I tend to add little to the burger. I salt after it’s cooked but you could add a little freshly-ground black pepper and we often add a little freshly-grated horseradish at the restaurant. But there’s nothing wrong in adding nothing at all; leaving the seasoning to the end and choosing your accompaniments with care.

And what will they be? We tend to use bacon, cheese, cos lettuce and onions rings at the restaurant. But a few slices of raw onions, a slice of tomato and some mayonnaise make good accompaniments. And then there’s the bun. Quality’s the key again and you could toast it or not. I prefer the former but it’s up to you.

So, for the burger, the list of ingredients isn’t very long. Use 150g to 180g of meat per burger. That’s about the size of a small to medium steak. If you want it minced, either get it minced for you or mince it yourself as coarse as possible. Alternatively, chop with a knife before binding into a ball in your hand and then moulding into a patty shape. I prefer it relatively thick, about an inch, to ensure it stays moist.

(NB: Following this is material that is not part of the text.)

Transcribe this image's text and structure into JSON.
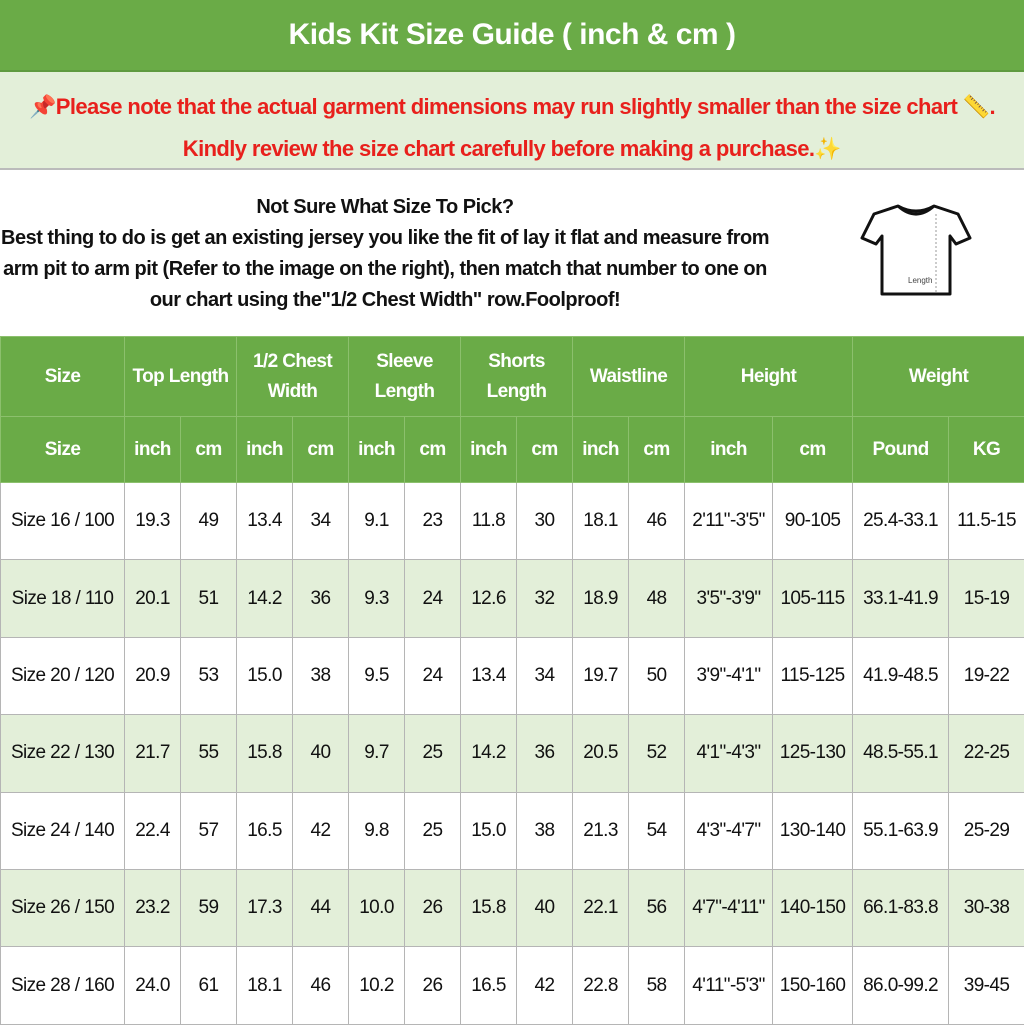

Whether you’re cooking on a barbecue or indoors in a thick-based frying pan, make sure the cooking surface is good and hot before starting. Brush each side of the burger with oil and then apply to the heat, pressing down every now and then, leaving it to cook for three or four minutes. Season with a little salt and pepper as necessary and then cook on the other side for a couple of minutes more. That, after a few minutes rest, should give you a juicy yet cooked burger. Over cooking will spoil it.

Whilst it’s resting in a warm place, toast the bun if wanted and assemble the accompaniments. So easy, quick and satisfying.